At BioKansas, that is still integrated into a lot of our programs, but there’s an additional layer that we have here within the state. The midwest is really challenged by its retention of technically trained scientists. We’re such huge exporters of technically trained scientists, and so there is the need to figure out ways to be able to keep them here. If we utilize a community-based approach to raise our academic institutions to better support our early career scientists, that’s a really great way to share the responsibility, while also leveraging the unique strengths and competencies of those different groups. 

What can early career scientists do to get involved or get the supplementary training that they need? 

Students should get involved in professional societies and associations. The Genetics Society of America has a lot of really fantastic opportunities. Whatever your scientific discipline, find your professional society or association. In every single state, we have a BIO affiliate. They provide a great way to explore opportunities in industry and get industry-specific training.  

Science entrepreneurship is the heart of innovation and commerce. How should we encourage scientists to go into entrepreneurship?

Our academic institutions are a great source of new discoveries and innovations. It’s a difficult path to go from that point of discovery into commercialization. However, that is how we increase the economic capacity and the innovation capacity of our world. For many students, there’s a lack of understanding of what that entrepreneurial pathway looks like and what that process is, so early on in graduate school, it would be useful to get students to think from within an entrepreneurial mindset. 

The first step is stepping outside your academic walls and thinking about the individuals who understand the space. There are a lot of nonprofit organizations that work to support entrepreneurs. Learning about who they are and the support structures that are available is extremely important. As an early career scientist, you shouldn’t navigate the pathway alone. Let us help remove the barriers. 

How should early career scientists handle mentorships as they transition out of grad school to postdoc to working?

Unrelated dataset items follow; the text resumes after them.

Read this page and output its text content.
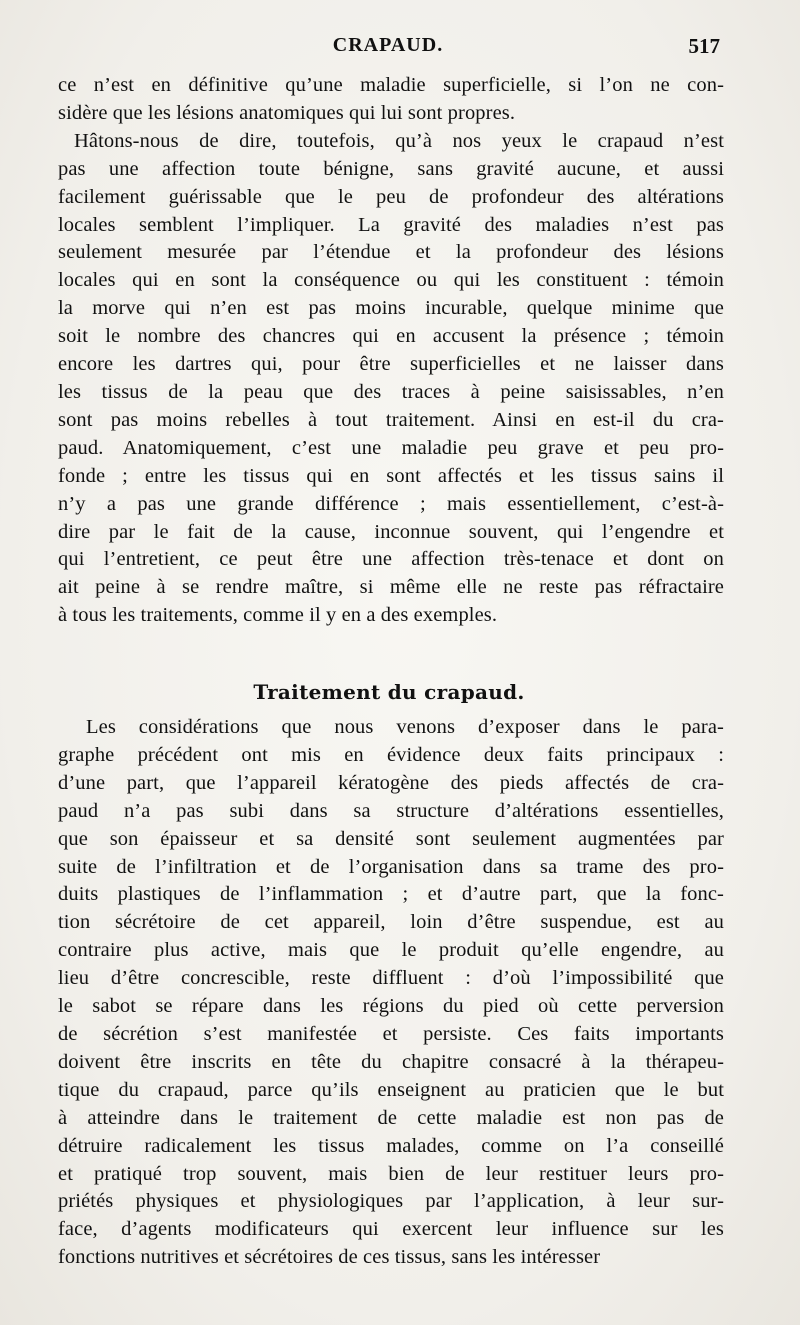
CRAPAUD.	517
ce n’est en définitive qu’une maladie superficielle, si l’on ne con-
sidère que les lésions anatomiques qui lui sont propres.
Hâtons-nous de dire, toutefois, qu’à nos yeux le crapaud n’est
pas une affection toute bénigne, sans gravité aucune, et aussi
facilement guérissable que le peu de profondeur des altérations
locales semblent l’impliquer. La gravité des maladies n’est pas
seulement mesurée par l’étendue et la profondeur des lésions
locales qui en sont la conséquence ou qui les constituent : témoin
la morve qui n’en est pas moins incurable, quelque minime que
soit le nombre des chancres qui en accusent la présence ; témoin
encore les dartres qui, pour être superficielles et ne laisser dans
les tissus de la peau que des traces à peine saisissables, n’en
sont pas moins rebelles à tout traitement. Ainsi en est-il du cra-
paud. Anatomiquement, c’est une maladie peu grave et peu pro-
fonde ; entre les tissus qui en sont affectés et les tissus sains il
n’y a pas une grande différence ; mais essentiellement, c’est-à-
dire par le fait de la cause, inconnue souvent, qui l’engendre et
qui l’entretient, ce peut être une affection très-tenace et dont on
ait peine à se rendre maître, si même elle ne reste pas réfractaire
à tous les traitements, comme il y en a des exemples.
Traitement du crapaud.
Les considérations que nous venons d’exposer dans le para-
graphe précédent ont mis en évidence deux faits principaux :
d’une part, que l’appareil kératogène des pieds affectés de cra-
paud n’a pas subi dans sa structure d’altérations essentielles,
que son épaisseur et sa densité sont seulement augmentées par
suite de l’infiltration et de l’organisation dans sa trame des pro-
duits plastiques de l’inflammation ; et d’autre part, que la fonc-
tion sécrétoire de cet appareil, loin d’être suspendue, est au
contraire plus active, mais que le produit qu’elle engendre, au
lieu d’être concrescible, reste diffluent : d’où l’impossibilité que
le sabot se répare dans les régions du pied où cette perversion
de sécrétion s’est manifestée et persiste. Ces faits importants
doivent être inscrits en tête du chapitre consacré à la thérapeu-
tique du crapaud, parce qu’ils enseignent au praticien que le but
à atteindre dans le traitement de cette maladie est non pas de
détruire radicalement les tissus malades, comme on l’a conseillé
et pratiqué trop souvent, mais bien de leur restituer leurs pro-
priétés physiques et physiologiques par l’application, à leur sur-
face, d’agents modificateurs qui exercent leur influence sur les
fonctions nutritives et sécrétoires de ces tissus, sans les intéresser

It’s absolutely critical to have a mentor at all career levels. The number one thing is to know we don’t ever think that it’s a problem to not know something. We should be learning continuously. That’s one of the strengths that we, as academics, bring into the business community. We have that lifelong learning that we undergo, and mentorship is a way to obtain that learning. I have met some important people in my life as a professional since I’ve taken this role that I depend on, and they provide me with a lot of knowledge and background information as well. Mentors will help you decrease the energy and effort that you have to put into identifying each and every resource because they already have knowledge and expertise far beyond what you have. 

Any parting words?

Going into higher education I realized that the system wasn’t built for people like me. I took the policy and advocacy pathway because I found that the way to disrupt systems and constraints that create inequity is by changing the policies and the processes that exist to keep the inequities in place. So, when I was an undergraduate, I committed to myself that I would do everything I could to change those systems so that other people didn’t encounter the same challenges that I did.  

I think the most important thing that early career scientists need to do is to believe in themselves—when they start to get that feeling in the pit of their stomach that they could be making the wrong decision, they need to evaluate it. Sometimes that’s an opportunity knocking. Sometimes you have to explore that opportunity. I just think that there are so many times that early career scientists feel like they need to fit into the box that somebody else built when all they have to do is put their hand in or their foot. You don’t have to climb all the way in: you can create your own opportunity, build your own box, and make sure it has lots of windows.